Some 40,0000 runners are preparing to pound the streets of the capital as they run the 39th London Marathon, with money raised since the event began set to surpass £1 billion.
The event starts with the Elite Wheelchair race at 9.05am before the World Para Athletics Marathon Championships Ambulant Athletes start five minutes later, followed by the Elite Women at 9.25am.
The Elite Men’s race starts at 10.10am along with the British Athletics and England Athletics Marathon Championships and Mass Race.
Runners and racers are set for a chilly start before the tail end of Storm Hannah makes way for sunny spells, the Met Office said.
British Olympic champion Sir Mo Farah is aiming to win the Elite Men’s race despite tough competition from world record marathon runner Eliud Kipchoge, 34, from Ethiopia.
Britain's four-time Olympic champion, who called time on his track career to focus on road running in 2017, came third last year.
The 36-year-old is up against world record holder Eliud Kipchoge, the Olympic champion who holds the course record and is looking for a fourth win in five years.
Kipchoge’s marathon record stands at 02.01.39 while Sir Mo’s personal best is 02.05.11.
Farah's preparations have been marred by an extraordinary row with former distance star Haile Gebrselassie over an alleged robbery in the hotel owned by the retired Ethiopian.
Eight-time winner David Weir competes in the wheelchair race for the 20th consecutive year.
Amateur racers taking part range from a hero police officer who responded to the London Bridge terror attacks to the husband of EastEnders star Dame Barbara Windsor.
Former Wimbledon winner Amelie Mauresmo is one of many famous faces taking part.

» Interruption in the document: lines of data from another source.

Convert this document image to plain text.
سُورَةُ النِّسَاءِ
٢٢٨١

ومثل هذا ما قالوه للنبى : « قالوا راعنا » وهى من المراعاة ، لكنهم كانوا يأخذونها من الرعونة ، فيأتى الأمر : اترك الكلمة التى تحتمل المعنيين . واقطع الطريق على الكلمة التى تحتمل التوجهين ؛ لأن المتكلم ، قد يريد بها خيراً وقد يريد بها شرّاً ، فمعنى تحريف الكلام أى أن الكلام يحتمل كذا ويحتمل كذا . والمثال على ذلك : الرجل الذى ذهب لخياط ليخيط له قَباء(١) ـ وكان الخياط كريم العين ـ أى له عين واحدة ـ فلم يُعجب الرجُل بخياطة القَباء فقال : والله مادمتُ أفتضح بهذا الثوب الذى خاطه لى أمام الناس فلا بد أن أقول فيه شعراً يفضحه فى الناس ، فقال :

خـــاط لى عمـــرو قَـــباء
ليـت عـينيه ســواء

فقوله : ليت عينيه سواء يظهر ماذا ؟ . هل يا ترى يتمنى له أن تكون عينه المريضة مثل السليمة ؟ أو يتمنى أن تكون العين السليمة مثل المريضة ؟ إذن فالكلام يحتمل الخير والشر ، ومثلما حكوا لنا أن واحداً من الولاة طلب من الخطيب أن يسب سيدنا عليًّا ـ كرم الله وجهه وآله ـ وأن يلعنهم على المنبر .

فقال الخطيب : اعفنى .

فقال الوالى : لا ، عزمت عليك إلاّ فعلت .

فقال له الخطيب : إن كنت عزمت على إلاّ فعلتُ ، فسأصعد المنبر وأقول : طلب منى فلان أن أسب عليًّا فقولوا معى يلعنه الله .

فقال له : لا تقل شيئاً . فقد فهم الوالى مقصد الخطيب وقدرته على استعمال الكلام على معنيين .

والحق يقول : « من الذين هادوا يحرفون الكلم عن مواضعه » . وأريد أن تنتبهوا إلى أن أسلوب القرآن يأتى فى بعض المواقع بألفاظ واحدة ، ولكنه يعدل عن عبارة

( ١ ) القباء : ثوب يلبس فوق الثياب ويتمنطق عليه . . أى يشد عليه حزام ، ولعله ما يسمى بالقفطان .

Pc Leon McLeod, 31, hopes to raise £10,000 for PTSD999, the charity which helped treat his post traumatic stress disorder after the attacks.
Dame Barbara’s husband, Scott Mitchell, who turns 56 on marathon day, has already helped raise £100,000 for Dementia Revolution, the 2019 Charity of the Year for the event.
Official figures from the Virgin Money London Marathon say the event has raised a total of more than £955 million for charities since the first in 1981.
Event director Hugh Brashner said: “No other mass participation event comes anywhere near this kind of fundraising.”